Beazley has announced its financial results for the nine months ended 30 September.
The specialist insurance group has reported a robust financial performance, with written premiums up 9% to $4.325 billion, up from $3.978 billion in the same period last year. The company also recorded a 26% increase in net written premiums, which now stand at $3.532 billion, up from $2.8 billion last year.
The property sector of Beazley’s portfolio also saw a significant increase, with premiums up 63% and rate increases of 24%. Renewal business also experienced an upturn, albeit at a more subdued pace, with premium rates increasing by 5%, in contrast to the 17% increase seen in the third quarter of 2022.
Beazley’s investment income has also seen a positive shift and now stands at $202 million, or 2.1%, for the year to date, reversing a loss of $99 million, or 3.6%, in the same period last year.
The company has guided to a combined ratio in the low 80s on an undiscounted basis for the full year 2023. The company’s growth on a net basis is expected to remain in the mid-20s, in line with growth to date.
Beazley’s performance by segment
In the cyber risk segment, despite a moderate rate reduction in 2023, current pricing levels are considered sufficient, particularly against the backdrop of the significant rate increases that have occurred since 2019. While the US mid-market shows promise for growth, competition has intensified, particularly in the SME segment, leading to a more moderate growth rate in the US. However, the firm has seen significant growth in other regions where market penetration is lower.
Beazley’s expertise in Marine, Aviation and Political Risk (MAP) has resulted in a 7% increase in rates. Although there is a notable reduction in premiums written as a result of syndicate 5623 now underwriting portfolio business, which is largely backed by third party capital, net premium growth remains unaffected.
Property risks were a highlight for Beazley, benefiting from exceptional market conditions and achieving 63% year-on-year growth in this sector.
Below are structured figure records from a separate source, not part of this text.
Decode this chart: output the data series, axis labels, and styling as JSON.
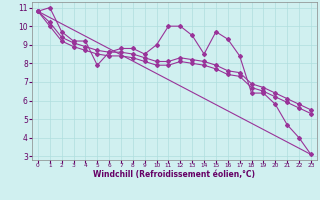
{
  "xlabel": "Windchill (Refroidissement éolien,°C)",
  "bg_color": "#d0f0f0",
  "line_color": "#993399",
  "grid_color": "#b0dede",
  "xlim": [
    -0.5,
    23.5
  ],
  "ylim": [
    2.8,
    11.3
  ],
  "yticks": [
    3,
    4,
    5,
    6,
    7,
    8,
    9,
    10,
    11
  ],
  "xticks": [
    0,
    1,
    2,
    3,
    4,
    5,
    6,
    7,
    8,
    9,
    10,
    11,
    12,
    13,
    14,
    15,
    16,
    17,
    18,
    19,
    20,
    21,
    22,
    23
  ],
  "series": [
    {
      "x": [
        0,
        1,
        2,
        3,
        4,
        5,
        6,
        7,
        8,
        9,
        10,
        11,
        12,
        13,
        14,
        15,
        16,
        17,
        18,
        19,
        20,
        21,
        22,
        23
      ],
      "y": [
        10.8,
        11.0,
        9.7,
        9.2,
        9.2,
        7.9,
        8.6,
        8.8,
        8.8,
        8.5,
        9.0,
        10.0,
        10.0,
        9.5,
        8.5,
        9.7,
        9.3,
        8.4,
        6.4,
        6.4,
        5.8,
        4.7,
        4.0,
        3.1
      ],
      "has_markers": true
    },
    {
      "x": [
        0,
        1,
        2,
        3,
        4,
        5,
        6,
        7,
        8,
        9,
        10,
        11,
        12,
        13,
        14,
        15,
        16,
        17,
        18,
        19,
        20,
        21,
        22,
        23
      ],
      "y": [
        10.8,
        10.2,
        9.4,
        9.1,
        8.9,
        8.7,
        8.6,
        8.6,
        8.5,
        8.3,
        8.1,
        8.1,
        8.3,
        8.2,
        8.1,
        7.9,
        7.6,
        7.5,
        6.9,
        6.7,
        6.4,
        6.1,
        5.8,
        5.5
      ],
      "has_markers": true
    },
    {
      "x": [
        0,
        1,
        2,
        3,
        4,
        5,
        6,
        7,
        8,
        9,
        10,
        11,
        12,
        13,
        14,
        15,
        16,
        17,
        18,
        19,
        20,
        21,
        22,
        23
      ],
      "y": [
        10.8,
        10.0,
        9.2,
        8.9,
        8.7,
        8.5,
        8.4,
        8.4,
        8.3,
        8.1,
        7.9,
        7.9,
        8.1,
        8.0,
        7.9,
        7.7,
        7.4,
        7.3,
        6.7,
        6.5,
        6.2,
        5.9,
        5.6,
        5.3
      ],
      "has_markers": true
    },
    {
      "x": [
        0,
        23
      ],
      "y": [
        10.8,
        3.1
      ],
      "has_markers": false
    }
  ],
  "marker": "D",
  "markersize": 2.0,
  "linewidth": 0.8
}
These favourable conditions are expected to continue until 2024.
The Specialty Risks sector continues to be competitive, with the Directors and Officers (D&O) market impacting performance. Beazley is maintaining a strict underwriting approach in areas where rate adequacy is not met.
On the claims side, Beazley has experienced better than expected results in the year to date, with total natural catastrophe related claims falling within reserved margins. Cyber risks have not seen an increase in claims frequency, despite an increase in ransomware attacks. The ongoing conflict in the Middle East is being monitored, but at this stage Beazley says it does not anticipate any impact on the full year results.
On the capital front, Beazley aims to maintain a Solvency II ratio in excess of 170% of the Solvency Capital Requirement. Capital levels will be adjusted in line with growth opportunities, market conditions and the regulatory framework, with the aim of maximising returns to investors.
“The insurance business is cyclical and market conditions evolve rapidly. We have chosen to exercise underwriting discipline, which means that growth to date is lower than we had planned at the beginning of the year. However, our agile underwriting and the strength of our platform strategy means that we have delivered profitable growth to date and our claims experience is better than expected,” said Beazley CEO Adrian Cox.
Elsewhere for the insurance group, Beazley also recently announced that its long-standing finance director Sally Lake has informed the board of her intention to leave the company in 2023.